Celgene hands over $101M in cash to launch a research collaboration with protein player Vividion
A year after Vividion Therapeutics debuted with a $50 million launch round and a platform tech centered on drugging a whole slate of undruggable proteins, the San Diego-based biotech has picked up its first big biopharma collaboration with Celgene.
Celgene is paying a hefty $101 million upfront in a fee plus equity deal to see how Vividion’s R&D engine can work for them in oncology, inflammation and neurodegeneration — a nascent field for them.
Celgene has been knocked around repeatedly in recent months, watching mongersen go down in flames, exasperating analysts with weak numbers and then being embarrassed by an FDA refuse-to-file for its all-important ozanimod application. But the company, which just paid $9 billion to buy Juno, still has one of the busiest BD teams scouring the biotech field for new deals. And once again, they’re not afraid to pay an unusually large amount of cash to get a discovery deal started with a company that is not yet in the clinic.
Why is that?
“We can drug the entire proteome in its native state,” Vividion CEO Diego Miralles tells me, “and that is the transformational potential of Vividion.”
The platform technology, he adds, offers a view of the “real life of a cell that gives you a very differentiated and unique insight into how those proteins are behaving and how they are vulnerable to being drugged.”
One aspect of that are insights into “protein degradation around proteins that today are untouchable.”
Miralles — a J&J vet who established the Johnson & Johnson Innovation Centers and JLABS — joined the company last fall in a process that saw Celgene vet Tom Daniel trade the hands-on executive chairman’s role for the chairman’s title. And serial biotech entrepreneur Rich Heyman, who knows a thing or two about protein degradation, stepped in to sit on the board.
Miralles credits scientific founder Ben Cravatt — based in Scripps — with the early talks that initially attracted Celgene’s attention. At Cravatt’s Scripps lab researchers used fragment ligands attached to a class of chaperone molecules that reacts with cysteine amino-acids on proteins, locking the ligands to the proteins with covalent bonds.

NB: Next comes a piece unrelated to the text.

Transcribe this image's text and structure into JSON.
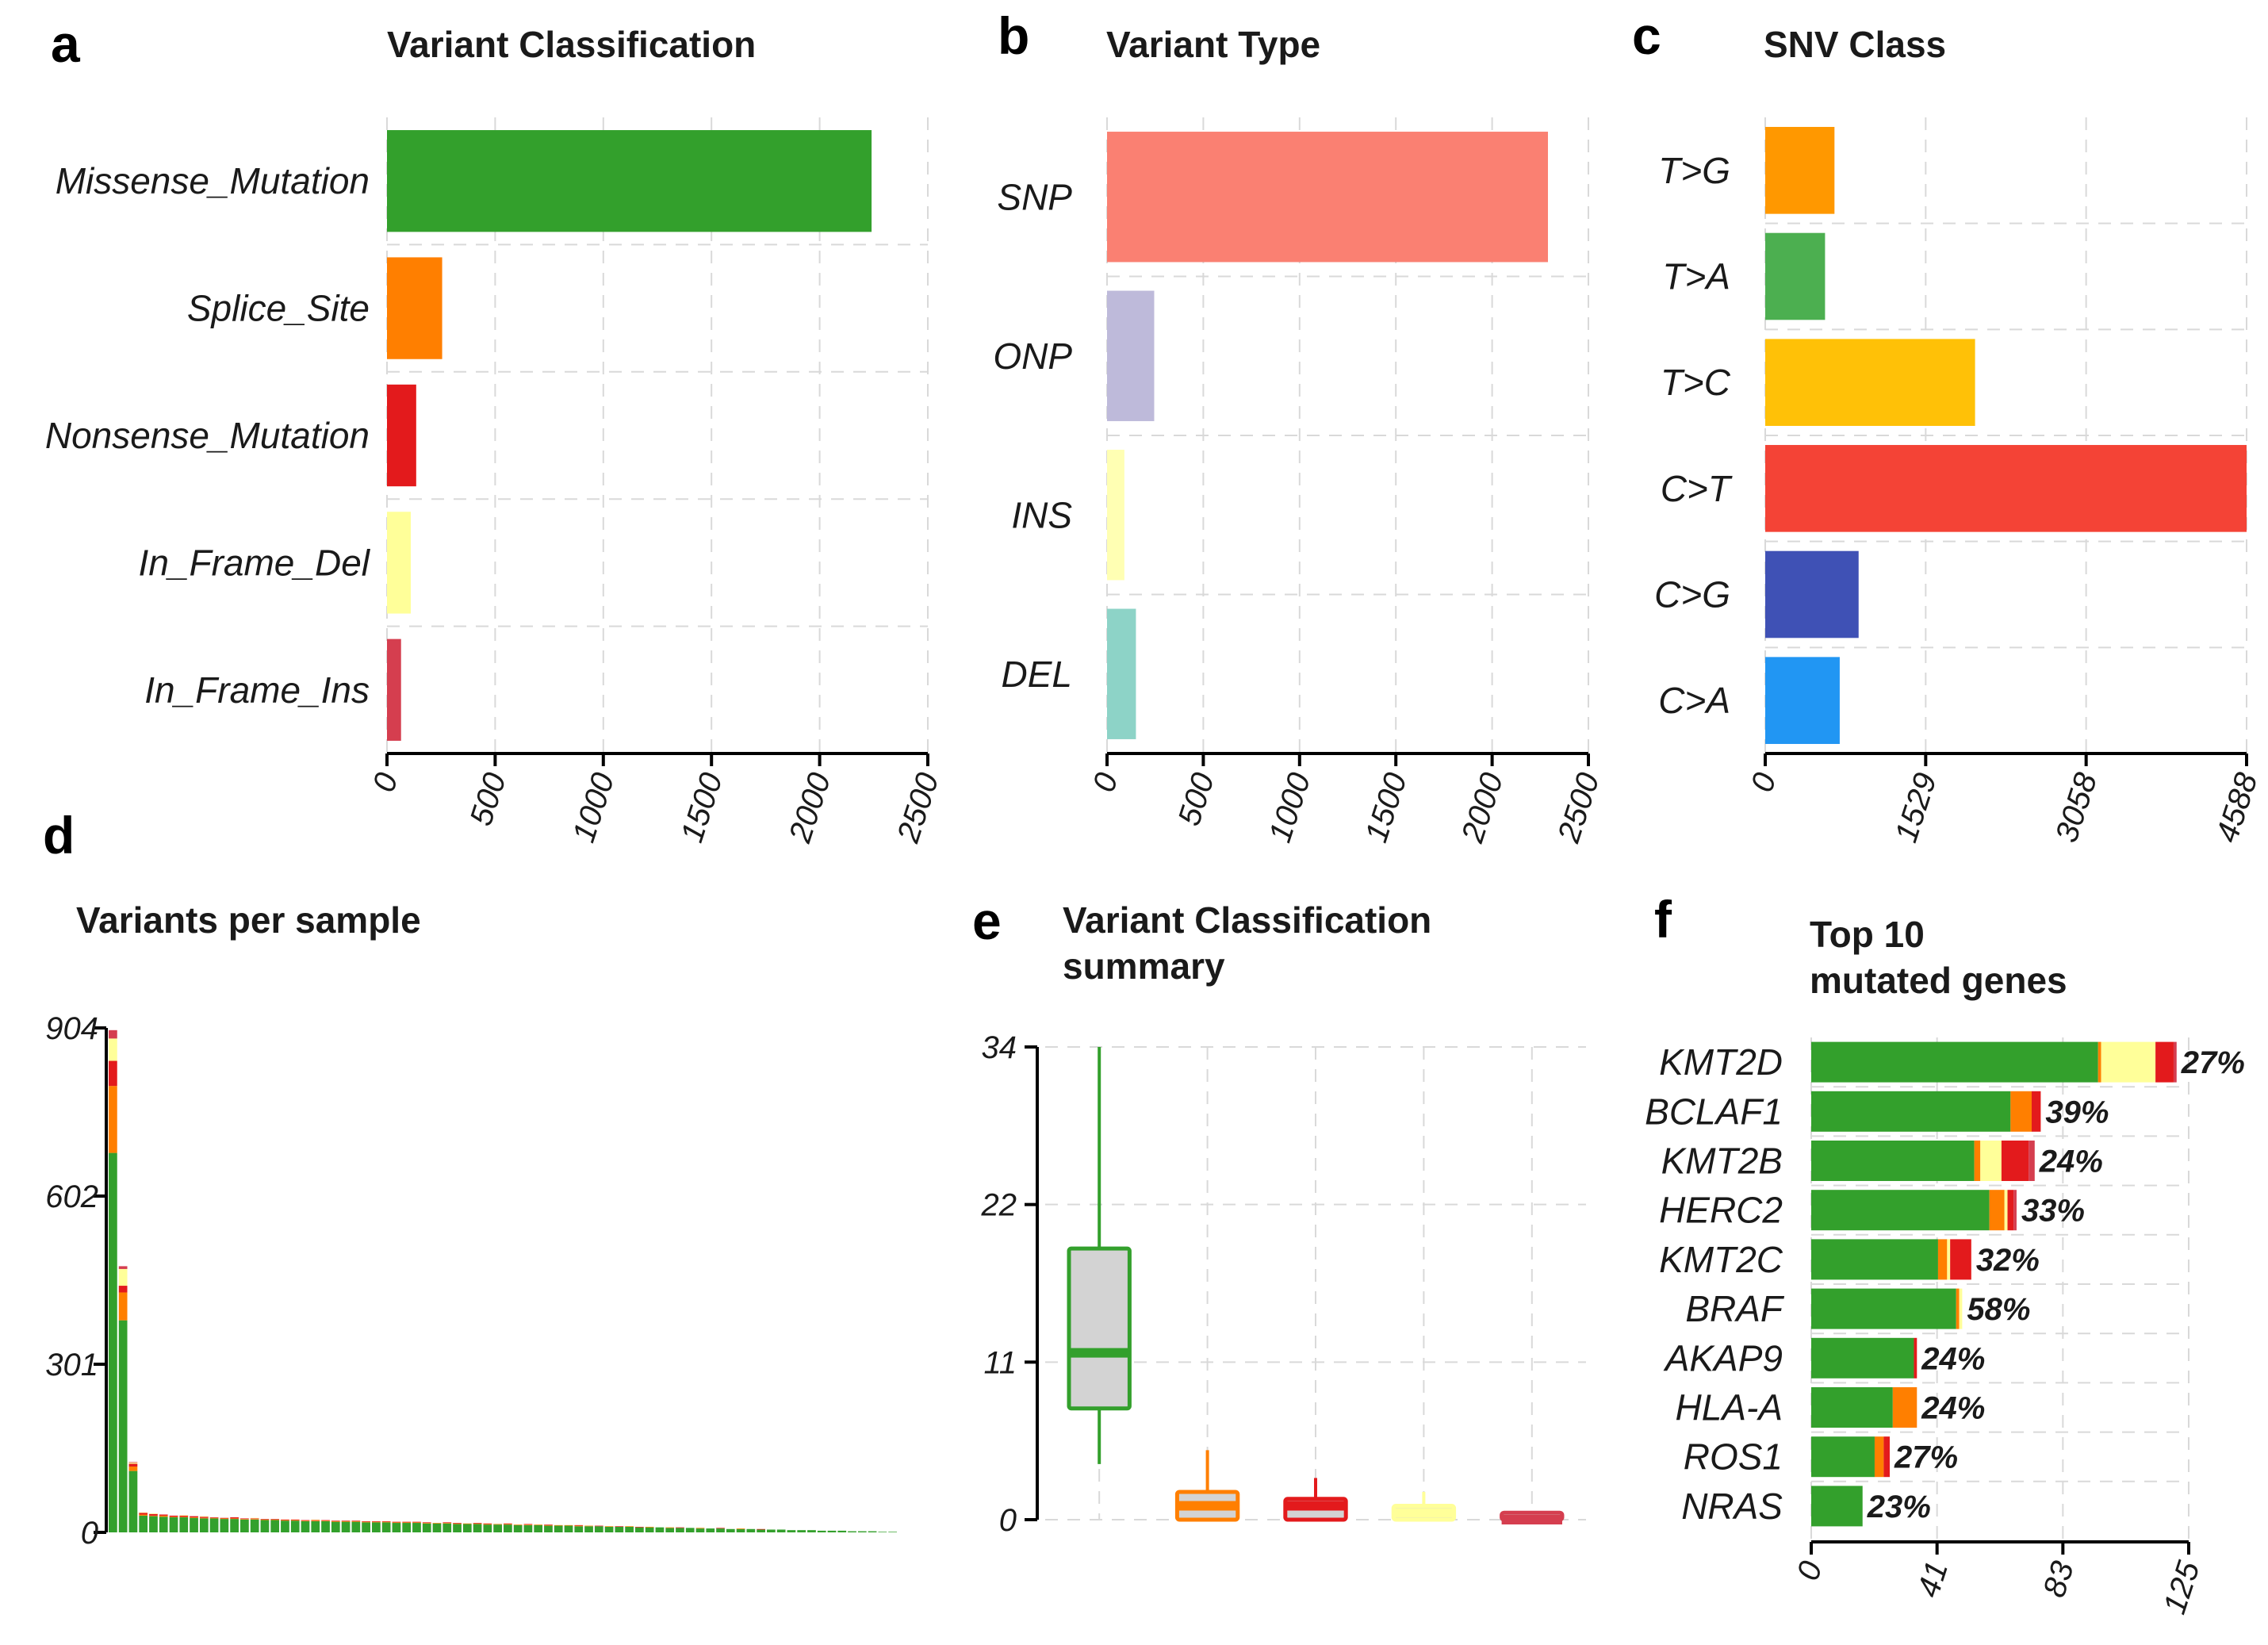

Not so unusually there are things that Miralles either can’t or won’t say about the deal and their own research plans.
The split between an upfront fee and equity in the Celgene deal? Can’t say.
What kind of targets are they going after here? Can’t say.
Timeline for getting programs into the clinic? Won’t say.
On the other hand the company now has a growing staff of 45 and an interest in pursuing partnerships like this to leverage its reach.